There is no denying that FSU's teams had been going downhill for some time. Aside from the obvious annual massacre in recruiting and on the field at the hands of Florida and Urban Meyer, FSU built a trend of having an enormous reservoir of unrealized talent. Take a look at the number of first and second round draft picks from FSU from the last 10 years (since Bowden's last national title) and compare that to the results of the seasons in which they played for the Noles. There is no conceivable reason that all of that stockpiled talent performed so poorly other than a lack of adequate coaching to pull it all together. And this is wherein the rub ultimately lies for Coach Bowden. Great recruiting, great football mind, great fundraiser, 7-6 results with 10-2 talent.
But still, the man deserved better than what he got. Before Bobby Bowden, FSU football wasn't much of anything. He built that place. Joe Paterno was able to fight off similar swipes at his head in the early 2000s. But Bowden could not silence the ever-enlarging number of FSU alumni who refused to donate to the athletic boosters and the university at large unless Bobby was gone.

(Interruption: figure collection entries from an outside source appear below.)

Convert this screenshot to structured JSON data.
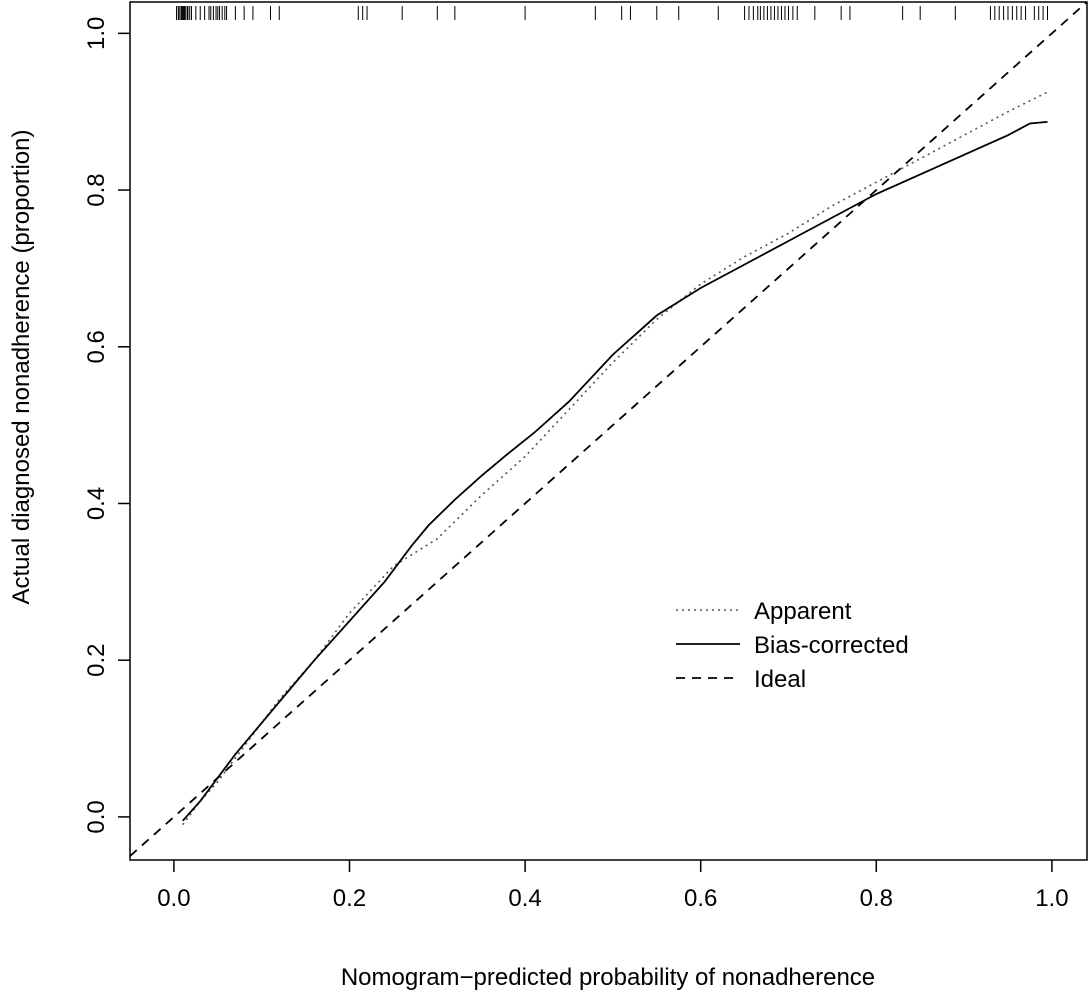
{
  "chart_data": {
    "type": "line",
    "title": "",
    "xlabel": "Nomogram−predicted probability of nonadherence",
    "ylabel": "Actual diagnosed nonadherence (proportion)",
    "xlim": [
      -0.05,
      1.04
    ],
    "ylim": [
      -0.055,
      1.04
    ],
    "x_ticks": [
      0.0,
      0.2,
      0.4,
      0.6,
      0.8,
      1.0
    ],
    "x_tick_labels": [
      "0.0",
      "0.2",
      "0.4",
      "0.6",
      "0.8",
      "1.0"
    ],
    "y_ticks": [
      0.0,
      0.2,
      0.4,
      0.6,
      0.8,
      1.0
    ],
    "y_tick_labels": [
      "0.0",
      "0.2",
      "0.4",
      "0.6",
      "0.8",
      "1.0"
    ],
    "grid": false,
    "legend_position": "right-center",
    "series": [
      {
        "name": "Apparent",
        "style": "dotted",
        "color": "#555555",
        "x": [
          0.01,
          0.03,
          0.05,
          0.08,
          0.12,
          0.16,
          0.2,
          0.25,
          0.3,
          0.35,
          0.4,
          0.45,
          0.5,
          0.55,
          0.6,
          0.65,
          0.7,
          0.75,
          0.8,
          0.85,
          0.9,
          0.95,
          0.995
        ],
        "y": [
          -0.01,
          0.02,
          0.045,
          0.09,
          0.15,
          0.2,
          0.26,
          0.32,
          0.355,
          0.41,
          0.46,
          0.52,
          0.58,
          0.635,
          0.68,
          0.715,
          0.745,
          0.78,
          0.81,
          0.84,
          0.87,
          0.9,
          0.925
        ]
      },
      {
        "name": "Bias-corrected",
        "style": "solid",
        "color": "#000000",
        "x": [
          0.01,
          0.03,
          0.05,
          0.07,
          0.1,
          0.13,
          0.16,
          0.2,
          0.24,
          0.27,
          0.29,
          0.32,
          0.35,
          0.38,
          0.41,
          0.45,
          0.5,
          0.55,
          0.6,
          0.65,
          0.7,
          0.75,
          0.8,
          0.85,
          0.9,
          0.95,
          0.975,
          0.995
        ],
        "y": [
          -0.005,
          0.02,
          0.05,
          0.08,
          0.12,
          0.16,
          0.2,
          0.25,
          0.3,
          0.345,
          0.372,
          0.405,
          0.435,
          0.463,
          0.49,
          0.53,
          0.59,
          0.64,
          0.675,
          0.705,
          0.735,
          0.765,
          0.795,
          0.82,
          0.845,
          0.87,
          0.885,
          0.887
        ]
      },
      {
        "name": "Ideal",
        "style": "dashed",
        "color": "#000000",
        "x": [
          -0.05,
          1.04
        ],
        "y": [
          -0.05,
          1.04
        ]
      }
    ],
    "rug_x": [
      0.003,
      0.005,
      0.006,
      0.008,
      0.009,
      0.01,
      0.011,
      0.012,
      0.013,
      0.015,
      0.016,
      0.018,
      0.02,
      0.025,
      0.03,
      0.035,
      0.04,
      0.042,
      0.045,
      0.048,
      0.05,
      0.052,
      0.055,
      0.058,
      0.06,
      0.07,
      0.08,
      0.09,
      0.11,
      0.12,
      0.21,
      0.215,
      0.22,
      0.26,
      0.3,
      0.32,
      0.4,
      0.48,
      0.51,
      0.52,
      0.55,
      0.575,
      0.62,
      0.65,
      0.655,
      0.66,
      0.665,
      0.668,
      0.672,
      0.676,
      0.68,
      0.684,
      0.688,
      0.692,
      0.696,
      0.7,
      0.705,
      0.71,
      0.73,
      0.76,
      0.77,
      0.83,
      0.85,
      0.89,
      0.93,
      0.935,
      0.94,
      0.945,
      0.95,
      0.955,
      0.96,
      0.965,
      0.97,
      0.98,
      0.985,
      0.99,
      0.995
    ]
  }
}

Nole nation seems to be very excited for the Jimbo Fisher era to begin. Well, let's see how that worked out at Michigan (after Lloyd Carr) at Notre Dame (after Lou Holtz), at Virginia (after George Welsh), at Tennessee (after Phil Fulmer), at Nebraska (after Tom Osborne), at Kansas State (after Bill Snyder, although he's back), or at any other university I am neglecting where a longtime, successful coach was wished gone by some alumni (maybe not in the case of Osborne or Snyder) who then were even less happy with what they got.
Be careful what you wish for Noles fans. Jimbo Fisher is no panacea just as Bobby Bowden was no pandemic. He was a good man who shouldve been able to coach until he died on the sidelines if he so desired.
In the end, it may be the Noles fans whimpering rather than Bowden himself.
Bowden was great for Florida State and more importantly he was great for college football. For all intensive purposes I have never heard or read a bad thing about Bowden the man before. But this isn't about that. This is about Bowden the Coach. And Bowden the Coach has not been up to the task of his job the past half the decade as his program has spiraled into mediocrity. I'll echo Stewart Mandel's sentiments that, yeh, maybe he deserved better, but one more year, though, where every other person associated with Florida State football -- from anointed successor Jimbo Fisher; to 100-plus players and a class of potential recruits; to hundreds of thousands of disgruntled fans; to an athletic department whose coffers suffered when a reported 25,000 Doak Campbell seats went empty for the 'Noles' final home game -- would be forced to wait in limbo and watch another year of bad football solely so the revered coach could enjoy a proper farewell tour.